Recently, a few papers have been published that are critical of state-dependent diversification models (Rabosky and Goldberg 2015, Maddison and FitzJohn (2015)). These papers raise substantive critiques that are important to address when applying the methods described in this chapter to empirical data. In this section I will attempt to describe the critiques and their potential remedies.
The most serious limitation of state-dependent models as currently implemented is that they consider only a relatively small set of possible models. In particular, the approach we describe above compares two models: first, a model where birth and death rates are constant and do not depend on the state of the character; and second, a model where birth and death rates depend only on the character state (Maddison et al. 2007). But there is another possibility that might be (in general) more common than either of the models we consider: birth and death rates vary, but in a way that is not dependent on the particular character we have chosen to analyze. I say that this is probably a common pattern because we know that birth and death rates vary tremendously across lineages in the tree of life (Alfaro et al. 2009), and it seems probable to me that many of our hypotheses about which characters might contribute to that variation are, at this point, stabs in the dark.
This issue is a normal one for statistical analyses – after all, there are always other models outside of our set of considered possibilities. However, in this case, the fact that state-dependent diversification models fail to consider the possibility outlined above causes a very particular – and peculiar – problem: if we apply the tests to empirical phylogenetic trees, even with made-up data, we almost always find statistically significant results (Rabosky and Goldberg 2015). For example, Rabosky and Goldberg (2015) found that there is very often a statistically significant “signal” that the number of letters in a species name is significantly associated with speciation rates across a range of empirical datasets. This result might seem ridiculous and puzzling, as there is no way that species name length should be associated with the diversification processes. However, if we return to our alternative model above, then the results make sense. Rabosky and Goldberg (2015) simulated character evolution on real phylogenetic trees, and their results do not hold when the trees are simulated along with the characters (this is also why Rabosky and Goldberg’s (2015) results do not represent “type I errors,” contra their paper, because the data are not simulated under the null hypothesis). On these real trees, speciation and/or extinction rates vary across clades. Among the two models that the authors consider, both are wrong; speciation and extinction are independent of the character but not constant through time. Of the two alternatives, the state-dependent model tends to fit better because, from a statistical point of view, it is important for the model to capture some variation in birth and death rates across clades. Even a random character will pick up some of this variation, so that the alternative model tends to fit better than the null – even though, in this case, the character has nothing to do with diversification!

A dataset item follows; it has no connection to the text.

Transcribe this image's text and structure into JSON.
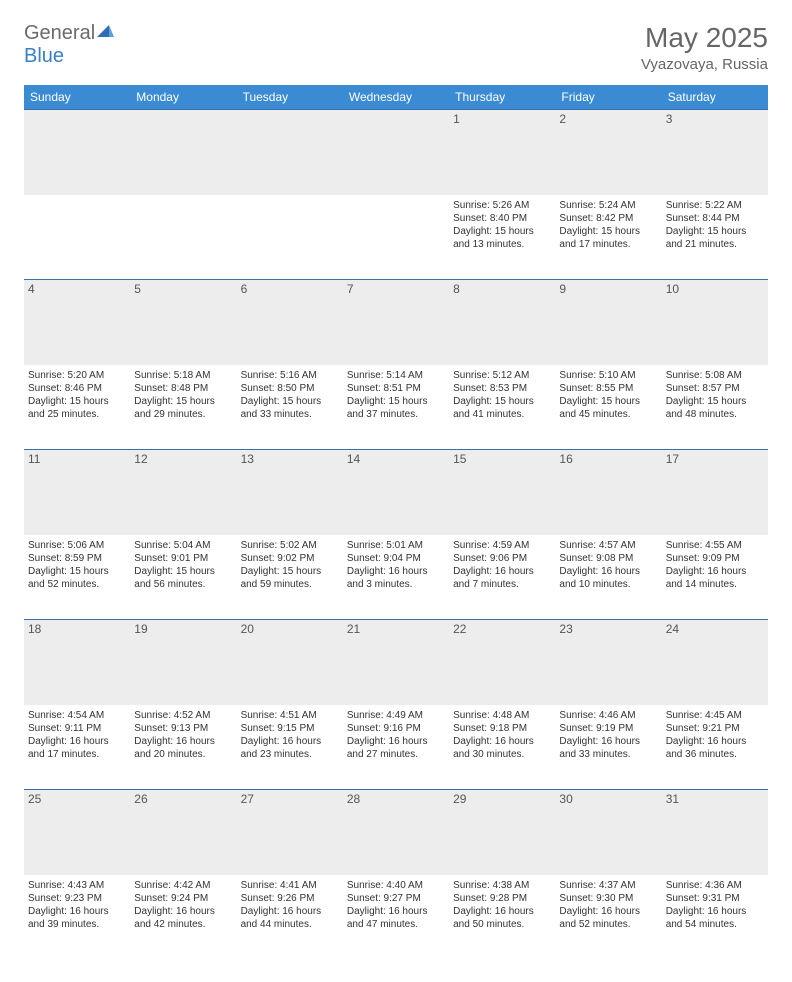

Fortunately, there are a number of ways to deal with this problem. First, one can compare the statistical support for the state-dependent model with the support that one obtains for random data. The random data could be simulated on the tree, or one could permute the tips or draw random data from a multinomial distribution (Rabosky and Goldberg 2015). One can then compare, for example, the distribution of ΔAICc scores obtained from these permutations to the ΔAICc for the original data. There are also semi-parametric methods based on permutations that have similar statistical properties (Rabosky and Goldberg 2017). Alternatively, we could explicitly consider the possibility that some unmeasured character is actually the thing that is influencing diversification rates (Beaulieu and O’Meara 2016). This latter approach is the most elegant as we can directly add the model described in this section to our list of candidates (see Beaulieu and O’Meara 2016).
A more general critique of state-dependent models of diversification was raised by Maddison and Fitzjohn (Maddison and FitzJohn 2015). This paper pointed out that statistically significant results for these tests can be driven by an event on a single branch of a tree, and therefore be unreplicated. This is a good criticism that applies equally well to a range of comparative methods. We can deal with this critique, in part, by making sure the events we test are replicated in our data. Together, both of these critiques argue for a stronger set of model adequacy approaches in comparative methods.